Students perceived it as an expensive, “very difficult course” that forced them to sacrifice other desired courses or programs, making it not “as inclusive as desired.”
As with other programs, the hope is “to resurrect some form of CH/BI in the future.” But even then, there are enduring questions as to whether faculty will focus on lessening the mental burden of their curricula or on reigning in future students.
“My Great Con experience was very unfulfilling. The program’s ‘rigor’ felt more like insubstantial busywork, Alyssa Vue ’24 said. ”I left feeling anxious, insecure, and disenchanted that my perspective didn’t matter.”
Similarly disgruntled ex-Environmental Conversation member Abby Hilsman ’25 state similar remarks. “There was way too much reading,” Hilsman said. “It was supposed to be empowering, but was depressing.”
Great Conversation has recently restructured and rebranded itself. The program is now called “Enduring Questions,” a response to complaints that the program’s name promoted colonialist ideas. Its reading load has also been reduced and altered to include more women and non-European writers.
Other students affirm the conversation programs’ fulfillment. Hannah Anderson ’25 voiced that she loved how “everything is connected.” Xander Fuhrer ’25 divulged, “I feel comfortable and truly seen. The intent is not just to learn, but to love, and love deeply—the world, the divine, the past, ourselves, each other. Even in all that is wrong in life, it is this strain of compassion that allows us to engage with the past, and to live to understand it.”

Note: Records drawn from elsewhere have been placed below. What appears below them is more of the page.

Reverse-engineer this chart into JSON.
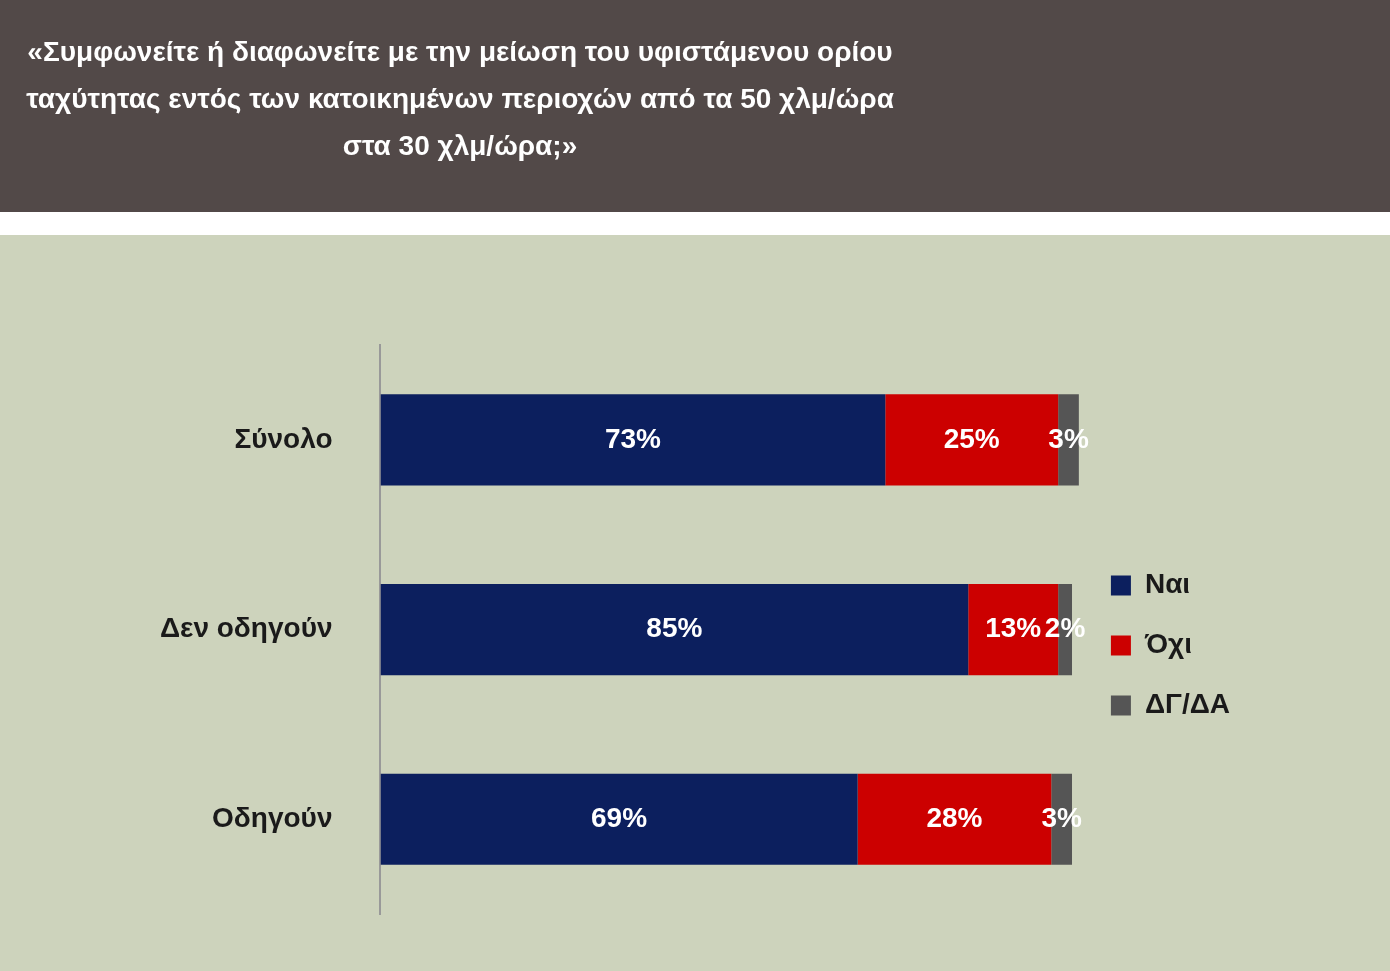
{
  "chart_data": {
    "type": "bar",
    "orientation": "horizontal",
    "stacked": true,
    "title": "«Συμφωνείτε ή διαφωνείτε με την μείωση του υφιστάμενου ορίου ταχύτητας εντός των κατοικημένων περιοχών από τα 50 χλμ/ώρα στα 30 χλμ/ώρα;»",
    "categories": [
      "Σύνολο",
      "Δεν οδηγούν",
      "Οδηγούν"
    ],
    "series": [
      {
        "name": "Ναι",
        "color": "#0c1f5e",
        "values": [
          73,
          85,
          69
        ],
        "value_labels": [
          "73%",
          "85%",
          "69%"
        ]
      },
      {
        "name": "Όχι",
        "color": "#cc0000",
        "values": [
          25,
          13,
          28
        ],
        "value_labels": [
          "25%",
          "13%",
          "28%"
        ]
      },
      {
        "name": "ΔΓ/ΔΑ",
        "color": "#555555",
        "values": [
          3,
          2,
          3
        ],
        "value_labels": [
          "3%",
          "2%",
          "3%"
        ]
      }
    ],
    "legend": "right",
    "tick_labels": "y"
  }
}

The questions between students and professors, past and present, and ideas and their oppositions are critical to this engagement. While each conversation program has faculty that manages its own section, students’ questions and concerns on any particular one should be considered by all overseeing officials. The genuine care to address all concerns leads to the excellence which grounds St. Olaf’s reputation.
As Fuhrer puts it, “sincere, vulnerable sentiment is one of the things this encourages. Without it, how could profound conversation ever take shape?” The Conversations Programs are in a liminal stage.